I’ve been on about six dates with this guy I like a lot. We’ll call him Tom. Tom is the lead singer/ukulele player in a band. He is a feminist. He shares my politics and social beliefs. He thinks I’m very cool. He has pretty eyes and perfect teeth. He also just got divorced about two months ago and his step-daughter (we’ll call her Regina) still lives with him.

So on Friday we had a date and had planned to have sex before dinner. But when we got to his place, Regina was there instead of at her friend’s house. So instead we played board games and then went to a club where his band played.

Sunday he drove Regina to her mom’s house which is two hours away from here. Naturally when he got back to his place, he thought that he was alone, so he invited me over. We had some loud, grown-up playtime in the privacy of his bedroom. I left at a decent hour since he had to be at work the next day.

Advertisement

As I’m sure you’ve guessed, we were not alone. Apparently Regina had gotten a ride home with a friend and heard us going at it. She was so disgusted that she refuses to live in his house anymore. This would be only a sad ending to their guardian/child relationship in a rational world. Except that part of the divorce agreement with her mom is that he gets to keep the house, provided that he lets Regina live there until she graduates from high-school. But since she is so grossed out that a single grown-up man had sex in the privacy of his own bedroom with a grown-up woman, Tom may now lose his home.
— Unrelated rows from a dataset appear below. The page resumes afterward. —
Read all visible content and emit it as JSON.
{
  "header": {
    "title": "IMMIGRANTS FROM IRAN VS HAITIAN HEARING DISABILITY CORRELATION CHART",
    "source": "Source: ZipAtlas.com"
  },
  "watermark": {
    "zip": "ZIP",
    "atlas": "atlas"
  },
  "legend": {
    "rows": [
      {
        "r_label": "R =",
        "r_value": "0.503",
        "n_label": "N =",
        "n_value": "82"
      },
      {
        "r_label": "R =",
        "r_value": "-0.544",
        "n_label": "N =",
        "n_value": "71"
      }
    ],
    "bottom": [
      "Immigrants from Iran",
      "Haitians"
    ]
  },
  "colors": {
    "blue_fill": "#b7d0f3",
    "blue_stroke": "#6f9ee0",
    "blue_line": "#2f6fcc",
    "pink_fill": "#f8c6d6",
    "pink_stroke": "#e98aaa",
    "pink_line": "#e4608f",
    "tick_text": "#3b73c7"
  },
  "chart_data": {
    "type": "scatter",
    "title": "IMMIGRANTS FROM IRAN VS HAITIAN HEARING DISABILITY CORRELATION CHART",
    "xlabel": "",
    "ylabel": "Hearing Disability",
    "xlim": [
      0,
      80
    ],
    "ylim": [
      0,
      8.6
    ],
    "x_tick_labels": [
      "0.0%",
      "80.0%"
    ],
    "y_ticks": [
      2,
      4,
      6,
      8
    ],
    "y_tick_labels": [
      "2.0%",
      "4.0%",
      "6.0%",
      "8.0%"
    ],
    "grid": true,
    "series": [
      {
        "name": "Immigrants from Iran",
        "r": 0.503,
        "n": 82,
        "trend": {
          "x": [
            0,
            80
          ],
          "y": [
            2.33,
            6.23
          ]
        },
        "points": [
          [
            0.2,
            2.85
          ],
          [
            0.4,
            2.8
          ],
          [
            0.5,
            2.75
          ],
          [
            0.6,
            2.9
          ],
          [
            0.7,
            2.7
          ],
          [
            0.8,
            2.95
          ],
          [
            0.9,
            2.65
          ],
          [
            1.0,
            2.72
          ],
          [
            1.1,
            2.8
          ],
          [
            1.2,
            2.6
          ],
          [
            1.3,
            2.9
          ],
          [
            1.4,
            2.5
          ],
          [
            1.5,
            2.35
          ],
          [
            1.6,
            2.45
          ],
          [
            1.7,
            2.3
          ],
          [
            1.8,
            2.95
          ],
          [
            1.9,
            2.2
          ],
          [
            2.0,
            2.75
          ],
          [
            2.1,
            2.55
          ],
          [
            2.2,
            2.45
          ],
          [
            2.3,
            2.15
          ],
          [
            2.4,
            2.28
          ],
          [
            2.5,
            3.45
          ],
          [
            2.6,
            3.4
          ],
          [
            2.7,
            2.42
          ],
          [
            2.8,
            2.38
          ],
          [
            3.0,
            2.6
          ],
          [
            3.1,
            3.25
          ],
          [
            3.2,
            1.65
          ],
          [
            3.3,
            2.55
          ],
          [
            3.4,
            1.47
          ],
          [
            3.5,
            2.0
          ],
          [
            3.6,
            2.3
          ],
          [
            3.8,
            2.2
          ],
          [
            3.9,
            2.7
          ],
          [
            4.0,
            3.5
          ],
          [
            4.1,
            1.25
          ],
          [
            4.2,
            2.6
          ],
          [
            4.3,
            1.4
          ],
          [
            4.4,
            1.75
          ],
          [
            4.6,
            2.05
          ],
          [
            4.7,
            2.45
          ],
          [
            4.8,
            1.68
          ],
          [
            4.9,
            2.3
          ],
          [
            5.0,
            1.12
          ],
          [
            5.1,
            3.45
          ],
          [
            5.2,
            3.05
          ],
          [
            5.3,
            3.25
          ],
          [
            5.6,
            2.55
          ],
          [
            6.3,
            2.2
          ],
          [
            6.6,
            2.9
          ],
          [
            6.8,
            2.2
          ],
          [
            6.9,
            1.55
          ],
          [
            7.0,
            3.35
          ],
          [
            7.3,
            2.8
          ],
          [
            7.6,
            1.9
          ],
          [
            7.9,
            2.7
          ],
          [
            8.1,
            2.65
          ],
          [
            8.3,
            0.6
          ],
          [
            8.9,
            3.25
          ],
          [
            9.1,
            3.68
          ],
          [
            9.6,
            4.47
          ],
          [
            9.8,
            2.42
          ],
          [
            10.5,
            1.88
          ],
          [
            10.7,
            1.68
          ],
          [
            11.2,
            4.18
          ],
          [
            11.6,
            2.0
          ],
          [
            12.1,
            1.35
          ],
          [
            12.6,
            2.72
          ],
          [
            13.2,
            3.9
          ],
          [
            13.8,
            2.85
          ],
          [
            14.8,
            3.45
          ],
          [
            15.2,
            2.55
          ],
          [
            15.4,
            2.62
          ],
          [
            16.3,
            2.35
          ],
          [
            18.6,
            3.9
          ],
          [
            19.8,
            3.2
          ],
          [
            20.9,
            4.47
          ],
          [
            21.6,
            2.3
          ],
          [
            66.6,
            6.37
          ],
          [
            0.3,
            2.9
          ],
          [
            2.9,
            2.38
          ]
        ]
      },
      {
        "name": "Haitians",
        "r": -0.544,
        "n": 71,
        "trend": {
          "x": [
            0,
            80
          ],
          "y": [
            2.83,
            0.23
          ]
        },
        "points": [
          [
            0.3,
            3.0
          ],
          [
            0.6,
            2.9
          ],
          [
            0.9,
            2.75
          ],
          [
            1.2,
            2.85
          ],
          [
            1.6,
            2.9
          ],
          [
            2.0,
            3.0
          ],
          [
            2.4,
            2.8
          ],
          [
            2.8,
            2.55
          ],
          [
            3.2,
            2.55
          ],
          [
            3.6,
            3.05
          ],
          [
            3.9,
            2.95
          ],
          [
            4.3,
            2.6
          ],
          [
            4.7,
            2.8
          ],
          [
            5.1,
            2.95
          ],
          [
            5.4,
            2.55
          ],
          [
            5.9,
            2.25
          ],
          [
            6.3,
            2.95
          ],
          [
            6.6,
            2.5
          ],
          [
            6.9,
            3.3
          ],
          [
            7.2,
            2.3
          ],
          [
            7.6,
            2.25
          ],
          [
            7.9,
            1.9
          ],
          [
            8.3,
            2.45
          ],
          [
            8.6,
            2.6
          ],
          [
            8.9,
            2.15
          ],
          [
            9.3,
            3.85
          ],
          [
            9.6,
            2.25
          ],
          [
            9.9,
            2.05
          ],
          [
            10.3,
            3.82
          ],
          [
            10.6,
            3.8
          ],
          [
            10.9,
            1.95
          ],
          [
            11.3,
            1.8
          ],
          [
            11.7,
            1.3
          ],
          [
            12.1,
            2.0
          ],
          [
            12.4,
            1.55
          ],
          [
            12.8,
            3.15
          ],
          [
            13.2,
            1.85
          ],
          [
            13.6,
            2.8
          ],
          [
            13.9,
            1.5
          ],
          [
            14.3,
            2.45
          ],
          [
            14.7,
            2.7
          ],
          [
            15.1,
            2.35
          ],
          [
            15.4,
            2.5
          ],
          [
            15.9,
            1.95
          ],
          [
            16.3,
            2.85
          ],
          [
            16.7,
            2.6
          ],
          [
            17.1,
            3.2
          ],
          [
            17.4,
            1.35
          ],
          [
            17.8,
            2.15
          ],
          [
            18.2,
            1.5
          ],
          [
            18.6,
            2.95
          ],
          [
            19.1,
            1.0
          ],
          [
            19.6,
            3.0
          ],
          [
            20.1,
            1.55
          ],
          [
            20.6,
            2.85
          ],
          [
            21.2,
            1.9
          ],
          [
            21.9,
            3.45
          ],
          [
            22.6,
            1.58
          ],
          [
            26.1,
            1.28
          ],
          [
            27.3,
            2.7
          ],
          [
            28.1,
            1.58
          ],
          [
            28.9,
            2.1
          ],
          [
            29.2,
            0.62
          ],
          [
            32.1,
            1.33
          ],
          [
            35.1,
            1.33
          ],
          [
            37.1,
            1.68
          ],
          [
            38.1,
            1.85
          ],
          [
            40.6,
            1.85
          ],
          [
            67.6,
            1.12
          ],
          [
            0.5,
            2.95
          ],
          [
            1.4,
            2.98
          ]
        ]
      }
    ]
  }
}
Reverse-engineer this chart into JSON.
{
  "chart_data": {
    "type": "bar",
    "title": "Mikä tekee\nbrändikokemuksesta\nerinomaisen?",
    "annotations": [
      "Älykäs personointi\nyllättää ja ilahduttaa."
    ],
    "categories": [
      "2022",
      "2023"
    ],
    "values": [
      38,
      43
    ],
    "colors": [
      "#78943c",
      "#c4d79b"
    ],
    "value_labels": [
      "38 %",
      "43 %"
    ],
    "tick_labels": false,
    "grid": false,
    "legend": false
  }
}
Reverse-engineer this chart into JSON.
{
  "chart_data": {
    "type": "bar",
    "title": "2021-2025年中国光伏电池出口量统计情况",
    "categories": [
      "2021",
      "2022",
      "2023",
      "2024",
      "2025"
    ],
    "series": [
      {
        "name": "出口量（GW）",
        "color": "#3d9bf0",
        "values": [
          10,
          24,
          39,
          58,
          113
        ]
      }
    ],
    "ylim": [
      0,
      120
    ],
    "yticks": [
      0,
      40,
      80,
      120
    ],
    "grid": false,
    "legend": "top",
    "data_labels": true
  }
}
The divorce happened in the middle of a remodel following a flood and plumbing disaster, so the house is not in good shape. They would probably end up owing on it if they tried to sell it. She can’t afford to buy him out since she is chronically ill, and he can’t afford to buy her out because of alimony. I really hope they figure this out because I can’t think of a way to solve this. I feel so bad about the whole thing. Sex isn’t supposed to hurt people!

Edited to add:

Thank you everyone for your advice and perspective. I see that I’ve been very insensitive to Regina, putting my shoes on her instead of trying to put myself in her shoes (to coin an awkward metaphor). In her position I would’ve reacted differently, but I’m also a very sexually liberated woman in my forties, not a teen who has chosen to live with her step-dad over either of her bio parents at a very sensitive time in her life. I hope that he can soothe her fears and convince her that it was in no way meant to hurt anyone and won’t happen again. I also (selfishly) hope that we can keep dating, because I like him more than anyone I’ve liked since my own divorce ten years ago. But like the dad in Clueless says, “We divorce spouses, not kids.”